То есть насилие манихейски изначально вводится в мировой сценарий как необходимое условие спасительной жертвы. Важно не совладать со злом, а правильно ему отдаться. Здесь нет насилия и бездны уже в человеческом облике. Зло отчуждается в пользу некоего безличного вселенского начала, принадлежащего всем и поэтому никому в отдельности. Все эти "бездны" и "катастрофы", по-достоевски, вдруг, преподносятся призрачному "я" как нечто внешнее, не им содеянное. И это "я" в метафизическом порыве преодолевает эти катастрофы как свою "собственную" судьбу.

Насилие, "тайная душа священного", имеет не только религиозный, но и явный политический смысл. Идеал русской святости, настаивает автор, тесно связан с единством в сфере власти (в основу русского самосознания периода Киевской Руси XI–XII вв. легли, по мнению Топорова, три ключевые идеи: 1) единство в пространстве и в сфере власти; 2) единство во времени и духе, т. е. идея "духовного преемства"; 3) святость как "высший нравственный идеал поведения"), И в парадигме русского самосознания политическая власть - необходимый коррелят идеи жертвы. Даже полагающая себя в качестве абсолютной антитезы святость входит необходимым элементом в систему политической власти, и св. Борис - жертва в борьбе именно за эту власть.

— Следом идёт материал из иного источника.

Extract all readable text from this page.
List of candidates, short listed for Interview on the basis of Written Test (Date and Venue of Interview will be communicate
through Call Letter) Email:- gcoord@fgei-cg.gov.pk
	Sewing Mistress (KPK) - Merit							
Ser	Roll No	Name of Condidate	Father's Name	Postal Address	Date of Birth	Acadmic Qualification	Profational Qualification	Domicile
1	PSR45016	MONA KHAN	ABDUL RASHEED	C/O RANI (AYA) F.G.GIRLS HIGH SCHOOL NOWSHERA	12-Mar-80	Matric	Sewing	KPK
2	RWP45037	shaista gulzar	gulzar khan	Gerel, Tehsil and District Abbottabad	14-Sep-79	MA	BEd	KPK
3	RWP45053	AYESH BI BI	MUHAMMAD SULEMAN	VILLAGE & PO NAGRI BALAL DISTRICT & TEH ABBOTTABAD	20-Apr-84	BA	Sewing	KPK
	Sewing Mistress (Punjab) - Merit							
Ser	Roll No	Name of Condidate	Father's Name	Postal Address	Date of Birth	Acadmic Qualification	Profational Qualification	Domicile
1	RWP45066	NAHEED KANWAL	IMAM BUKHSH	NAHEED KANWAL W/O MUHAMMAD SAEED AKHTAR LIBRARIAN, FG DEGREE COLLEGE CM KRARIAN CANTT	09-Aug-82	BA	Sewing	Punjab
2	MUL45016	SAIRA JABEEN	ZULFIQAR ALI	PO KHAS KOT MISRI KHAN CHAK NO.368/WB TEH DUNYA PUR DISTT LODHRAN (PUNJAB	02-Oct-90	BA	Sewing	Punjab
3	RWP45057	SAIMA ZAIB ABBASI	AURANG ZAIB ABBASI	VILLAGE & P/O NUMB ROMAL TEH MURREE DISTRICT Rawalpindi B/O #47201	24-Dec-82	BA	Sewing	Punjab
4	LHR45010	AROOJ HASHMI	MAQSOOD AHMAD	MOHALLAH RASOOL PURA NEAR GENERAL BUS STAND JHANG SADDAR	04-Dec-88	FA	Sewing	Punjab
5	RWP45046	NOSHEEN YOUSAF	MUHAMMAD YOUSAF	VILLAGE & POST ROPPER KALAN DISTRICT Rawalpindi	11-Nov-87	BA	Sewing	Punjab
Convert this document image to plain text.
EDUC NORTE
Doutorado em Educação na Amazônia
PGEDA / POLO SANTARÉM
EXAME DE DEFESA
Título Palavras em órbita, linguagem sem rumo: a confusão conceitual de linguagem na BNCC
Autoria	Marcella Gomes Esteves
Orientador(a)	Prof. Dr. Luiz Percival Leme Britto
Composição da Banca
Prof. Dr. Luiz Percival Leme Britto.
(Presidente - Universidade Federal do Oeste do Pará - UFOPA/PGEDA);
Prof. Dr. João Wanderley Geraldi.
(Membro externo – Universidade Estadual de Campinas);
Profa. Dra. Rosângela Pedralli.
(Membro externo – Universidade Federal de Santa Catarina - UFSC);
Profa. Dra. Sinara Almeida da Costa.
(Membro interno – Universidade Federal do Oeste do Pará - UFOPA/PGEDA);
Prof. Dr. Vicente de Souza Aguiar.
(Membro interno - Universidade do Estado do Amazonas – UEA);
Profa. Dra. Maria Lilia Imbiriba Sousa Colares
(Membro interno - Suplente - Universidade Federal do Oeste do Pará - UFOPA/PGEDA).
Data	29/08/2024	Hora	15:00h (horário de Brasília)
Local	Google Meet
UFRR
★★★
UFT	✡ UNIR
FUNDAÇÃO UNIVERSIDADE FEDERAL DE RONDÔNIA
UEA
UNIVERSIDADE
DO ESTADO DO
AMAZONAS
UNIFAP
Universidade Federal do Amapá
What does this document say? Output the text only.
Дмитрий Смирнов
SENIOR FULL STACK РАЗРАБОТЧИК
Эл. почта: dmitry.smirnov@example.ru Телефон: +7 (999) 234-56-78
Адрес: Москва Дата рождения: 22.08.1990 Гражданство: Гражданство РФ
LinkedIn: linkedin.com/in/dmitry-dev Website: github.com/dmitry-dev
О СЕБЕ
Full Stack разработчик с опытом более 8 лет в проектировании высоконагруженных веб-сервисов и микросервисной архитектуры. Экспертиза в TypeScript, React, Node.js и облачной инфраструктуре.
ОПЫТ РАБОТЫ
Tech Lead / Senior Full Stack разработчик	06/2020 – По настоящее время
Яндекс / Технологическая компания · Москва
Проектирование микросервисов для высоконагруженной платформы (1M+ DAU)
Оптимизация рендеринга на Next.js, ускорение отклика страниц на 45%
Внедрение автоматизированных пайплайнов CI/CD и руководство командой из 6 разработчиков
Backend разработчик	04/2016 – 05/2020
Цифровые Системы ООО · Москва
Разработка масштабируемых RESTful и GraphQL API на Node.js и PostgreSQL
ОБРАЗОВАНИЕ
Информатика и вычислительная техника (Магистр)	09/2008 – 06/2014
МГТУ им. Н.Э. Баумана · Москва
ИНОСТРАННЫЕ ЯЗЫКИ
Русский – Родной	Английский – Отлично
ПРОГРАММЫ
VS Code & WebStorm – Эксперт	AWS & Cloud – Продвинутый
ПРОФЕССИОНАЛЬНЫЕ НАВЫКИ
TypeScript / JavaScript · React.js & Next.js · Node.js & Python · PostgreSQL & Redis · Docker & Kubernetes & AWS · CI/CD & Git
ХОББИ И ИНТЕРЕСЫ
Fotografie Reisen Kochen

Слишком поспешное и отвлеченное желание объяснить русский антисемитизм приводит к тому, что он не объясняется, а оправдывается. То, что в России "представители власти и церковной иерархии всегда выступали в защиту евреев", нельзя назвать ни идеализацией, ни даже тенденциозным ходом мысли - с исторической точки зрения это просто неверно. То, что Достоевский "за братство, за полное братство" с евреями, даже с теми цитатами из Достоевского, которые приводятся в статье "Спор или дружба?", никак не согласуется. Тот же Бердяев здесь был строже: "Достоевский, который проповедовал всечеловека и призывал ко вселенскому духу, проповедовал и самый изуверский национализм, травил поляков и евреев, отрицал за Западом всякие права быть христианским миром". Гершензон для автора слишком "наивен", чтобы понять и оценить возвышенную розановскую ненависть к евреям. Пусть лучше будет ненависть, считает Топоров, чем "равнодушие", "незаинтересованность" в еврейском племени (а за этим стоит апокалиптически-достоевское: уж лучше быть "холодными" или "горячими", только не "теплыми", равнодушными). Перед нами еще один историософский штамп - ненависть как "метод гнозиса", как адекватная форма постижения природы еврейства. Тогда как отношение к еврею должно выйти из-под власти филии / фобии. Розанов, с легкостью меняющий плюсы на минусы, любовь на ненависть, - показательный тому пример.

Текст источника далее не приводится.